Another demographic factor affecting the health service utilisation within our cohort of post-stroke adults was level of education. We found that those who completed no formal education after secondary school had more consultations with a medical doctor but less allied health consultations, compared to those with a trade, apprentice or diploma education. This is somewhat similar to research performed in European adults which assessed inequalities in utilisation of general practitioner and specialist services in nine European countries33. The researchers found that individuals with lower education used specialist care services significantly less often in all countries examined33. It has been suggested that language, class and educational differences may also influence a patient’s ability to have an equal role in making care decisions34. Little has been written about these issues in relation to stroke services34, and more research is needed to explore the impact these factors may have on health outcomes in post-stroke adults.

In our cohort of post stroke adults, we found those who struggle with their income have more consultations with all health care practitioners, compared to those who report having no difficulties managing their income.

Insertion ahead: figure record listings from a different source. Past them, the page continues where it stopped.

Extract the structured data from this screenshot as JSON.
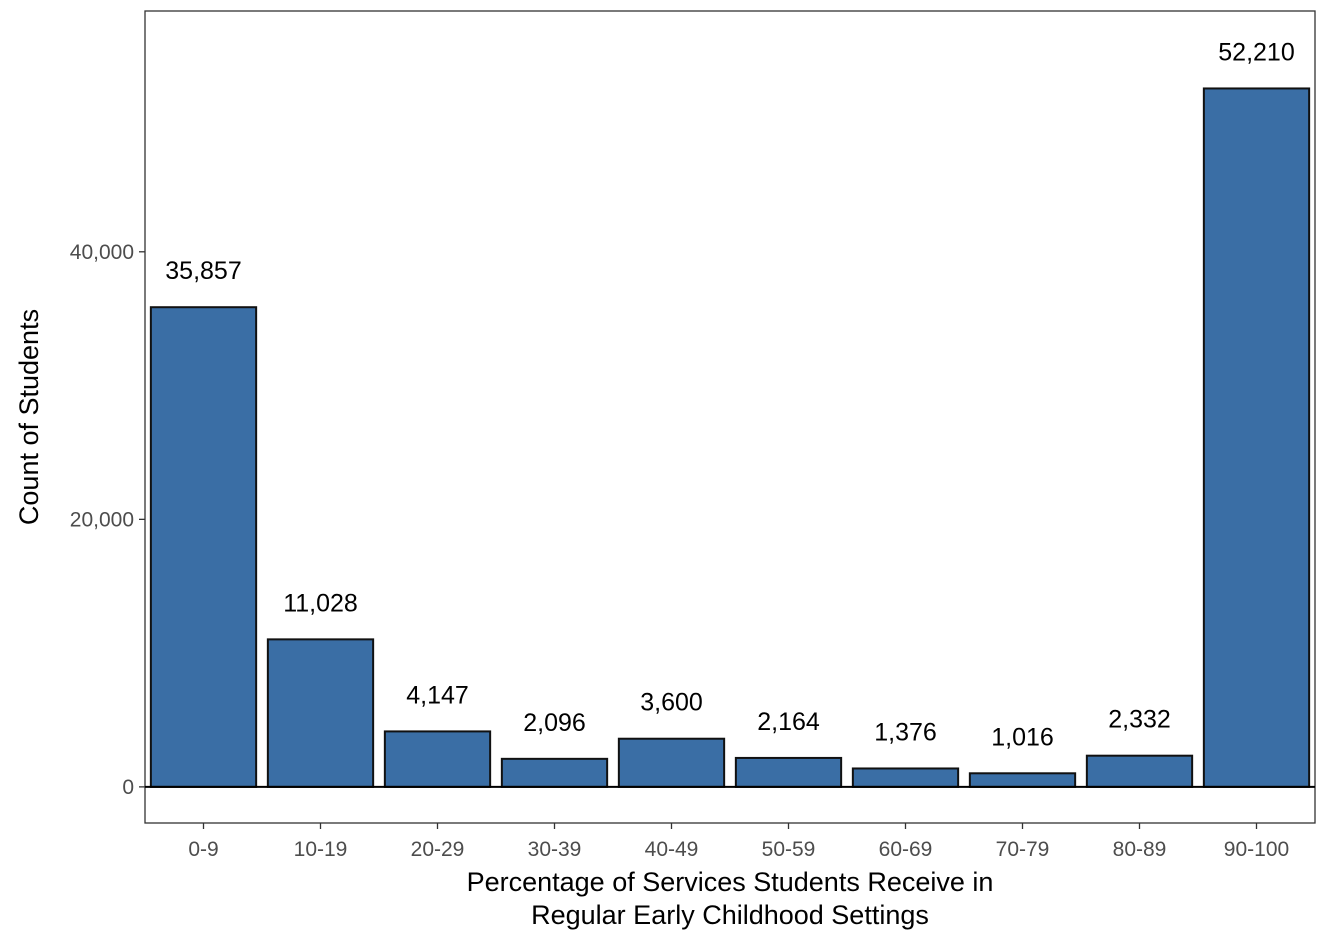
{
  "chart_data": {
    "type": "bar",
    "categories": [
      "0-9",
      "10-19",
      "20-29",
      "30-39",
      "40-49",
      "50-59",
      "60-69",
      "70-79",
      "80-89",
      "90-100"
    ],
    "values": [
      35857,
      11028,
      4147,
      2096,
      3600,
      2164,
      1376,
      1016,
      2332,
      52210
    ],
    "data_labels": [
      "35,857",
      "11,028",
      "4,147",
      "2,096",
      "3,600",
      "2,164",
      "1,376",
      "1,016",
      "2,332",
      "52,210"
    ],
    "title": "",
    "xlabel": "Percentage of Services Students Receive in",
    "xlabel_line2": "Regular Early Childhood Settings",
    "ylabel": "Count of Students",
    "ylim": [
      -2700,
      58000
    ],
    "yticks": [
      0,
      20000,
      40000
    ],
    "ytick_labels": [
      "0",
      "20,000",
      "40,000"
    ],
    "grid": false,
    "legend": "none",
    "colors": {
      "bar_fill": "#3a6ea5",
      "bar_stroke": "#111111",
      "baseline": "#000000",
      "panel_border": "#333333"
    }
  }
}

Previous research shows that lower SES individuals tend to have poorer health and have increased visits to a general practitioners but less visits to specialists35,36. However, in our cohort those who struggle with their money had more appointments with allied health practitioners. A possible explanation could be the eligibility for welfare services for low-income earners. In Australia, Health Care Cards are provided to welfare recipients and low-income earners, which entitles holders to pay a lower out of pocket fee for healthcare services or prescription medications9. Under the “Medicare Safety Net”, once a certain threshold is reached, 100% of the schedule fee for all services is rebated9. Therefore, in post-stroke adults who indicated that they struggle to manage their money, more allied health services may be utilised due to welfare entitlements subsidising the cost of those services in Australia. In Australia, many allied health and complementary medicine practitioners are not covered by government subsidies9. It would be interesting to examine the impact subsidies have on the utilisation of different allied health practitioners in low SES post stroke adults entitled to welfare assistance.

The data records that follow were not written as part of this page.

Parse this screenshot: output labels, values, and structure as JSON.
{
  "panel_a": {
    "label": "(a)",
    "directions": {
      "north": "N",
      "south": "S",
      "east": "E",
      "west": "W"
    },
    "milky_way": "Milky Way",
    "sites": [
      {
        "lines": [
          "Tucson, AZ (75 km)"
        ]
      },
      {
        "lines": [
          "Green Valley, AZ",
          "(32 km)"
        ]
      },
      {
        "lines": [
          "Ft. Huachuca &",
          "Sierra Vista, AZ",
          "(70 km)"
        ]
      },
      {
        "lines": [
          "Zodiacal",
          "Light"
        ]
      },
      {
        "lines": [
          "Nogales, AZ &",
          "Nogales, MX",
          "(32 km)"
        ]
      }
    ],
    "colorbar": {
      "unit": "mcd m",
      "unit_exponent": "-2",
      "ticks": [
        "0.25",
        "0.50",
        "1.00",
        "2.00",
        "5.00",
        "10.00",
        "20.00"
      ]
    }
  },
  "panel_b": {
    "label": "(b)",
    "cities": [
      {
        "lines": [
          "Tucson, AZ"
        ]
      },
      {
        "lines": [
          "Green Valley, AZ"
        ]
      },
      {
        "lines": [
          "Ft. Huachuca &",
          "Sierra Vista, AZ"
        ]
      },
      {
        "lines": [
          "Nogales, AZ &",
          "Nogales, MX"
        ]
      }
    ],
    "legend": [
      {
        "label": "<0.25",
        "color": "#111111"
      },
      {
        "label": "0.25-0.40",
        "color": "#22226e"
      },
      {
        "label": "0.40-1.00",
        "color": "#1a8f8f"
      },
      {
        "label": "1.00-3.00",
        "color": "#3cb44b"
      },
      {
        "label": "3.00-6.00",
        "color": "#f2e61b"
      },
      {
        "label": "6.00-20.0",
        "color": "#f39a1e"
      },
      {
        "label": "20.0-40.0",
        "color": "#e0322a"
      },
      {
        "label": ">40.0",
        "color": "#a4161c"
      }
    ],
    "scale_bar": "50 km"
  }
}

This study has utilised widely used, validated instruments to measure key variables for analyses and is nested within the largest ongoing cohort study of healthy ageing in the Southern Hemisphere26. However, our study has some limitations that need to be taken into consideration when interpreting the findings. The data is based on respondents' self-report and may have the potential for recall bias. In addition, our study is cross-sectional and limited to adults residing in a single State (NSW) and the results may not be generalisable to the wider Australian adult population. Further, while we did assess the level of stroke-related disability we did not assess the severity of stroke, the years since diagnosis, or the specific type of acute stoke care and treatment that they received. These factors may have an impact on the utilisation of care post-stroke, and these factors should be considered in future studies. While the aim of this study was to describe factors influencing health care access in stroke survivors, these factors may not be unique to stroke, and this should also be considered when interpreting the results.

Conclusion

Our research identifies several demographic characteristics as being associated with health service utilisation by mid age and older post-stroke adults. We identified age, gender, marital status, geographical location, education level and income as significant factors associated with lower frequency and type of health care services used. These possible barriers need to be explored further, as reduced use of these services may lead to reduced quality of care and poorer stroke outcomes in these demographics. Specifically, researching strategies to best support individuals facing these additional challenges is necessary to ensure equitable healthcare for all Australians.